Se acerca un chico, el Pichi lo saluda con un abrazo, y como quien es anfitrión en una casa, nos presenta. “Él se llama Eloy, vive en Florencio Varela y está luchando la changa”, dice mientras pone su mano en el hombro del joven que parece de unos 25 años y lleva una caja con anotadores, biromes, carilinas y sets de costura que vende para poder mantener su hogar. Entre los dos cuentan que se conocieron hace cuatro años cuando Eloy estaba en situación de calle, y El Pichi explica: “Yo a los chicos de la calle les hablo y los aconsejo para que agarren otra onda, mirá cómo cambió su vida él”. Hace ya un tiempo que Eloy cambió su apariencia por completo, y con respeto y tranquilidad se acerca a la gente por la Avenida Santa Fe ofreciendo sus productos.
En su sombrero El Pichi siempre lleva pegada una carta del cuatro de bastos. “El 4 simboliza el comienzo de la vida, lo tirás al principio para después ir defendiéndote”, explica mientras se agacha para poder mostrarlo para la foto. No lleva el de copas porque asegura que significaría no ser nadie.
Pichi vivió su infancia en Junín entre changas y recuerdos de niñez. A los 9 años era caramelero en el cine junto a su hermano Pepe, y recuerda las corridas para ofrecer la mayor cantidad posible en sus ventas. “También era heladero cuando el bombón helado Noel era una novedad”, dice algo risueño. Fueron esas horas adentro del cine las que lo hicieron descubrir que era un apasionado del teatro y la actuación. A los 14 años la pobreza lo hizo abandonar su ciudad natal para instalarse en Capital Federal.
“Yo llego a esta esquina como si fuera un teatro, entro por el lateral del escenario que sería la calle Arenales”, explica, y agrega: “Yo acá estoy en un canal abierto de televisión, todo el tiempo es un flash constante”. Dice que a su llegada siempre hay alguien esperándolo para contarle algo y compartir un rato. En el medio de saludos y charlas, despliega sus personajes: El Pichi palangana, El Pichi maceta, El Pichi arquero suplente… dice que este último es el que más le piden.
“¿Te imaginás ser un arquero suplente? ¿Sabés lo que es querer jugar y no entrar nunca?”, pregunta con un tono casi de indignación.
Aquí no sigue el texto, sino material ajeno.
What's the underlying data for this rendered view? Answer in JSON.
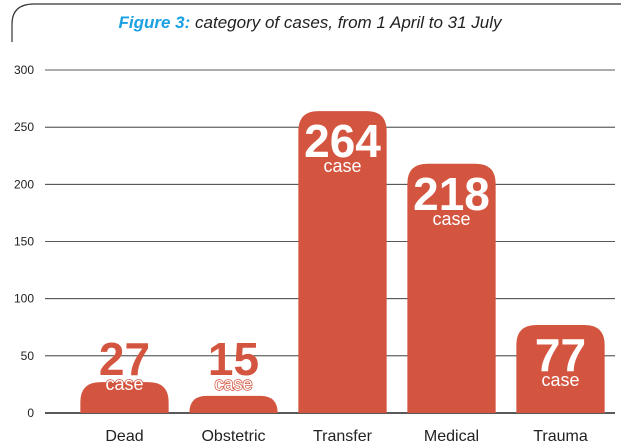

Algunos días él representa eso, se viste de arquero, actúa que practica y entra en calor constantemente, y nunca llega a entrar. “Lo peor es que cuando el pobre tipo entra a la cancha se come cuatro o cinco goles por partido porque no está entrenado”, afirma, y pone el ejemplo de Sebastián Sirni: arquero suplente de Amadeo Carrizo durante 11 años en River Plate.
Amanda y Estela están hace unos minutos mirándonos, algo alejadas y tímidas. Son dos señoras que viven en el barrio, y tal vez por ver la situación de entrevista no se animan a arrimarse, pero El Pichi rompe las barreras, se acerca, y tomándolas de los brazos cuenta: “Ellas me vienen a visitar todas las tardes, me regalan Rhodesias”. “En la tele nos pasamos viendo los dramas que pasan, en cambio cuando venimos a verlo a él es una alegría”, dice Estela mientras lo mira sonriente. Amanda, por su parte agrega: “Es un personaje que ya es del barrio, lo queremos mucho”.
Los colores del Pichi ya son parte del paisaje de Santa Fe y Riobamba. Los bocinazos y saludos son moneda corriente, y las sonrisas se multiplican entre los que pasan a su lado sin importar que estamos entrando en la tardecita del viernes, sobra el cansancio, y hay apuro por volver a casa.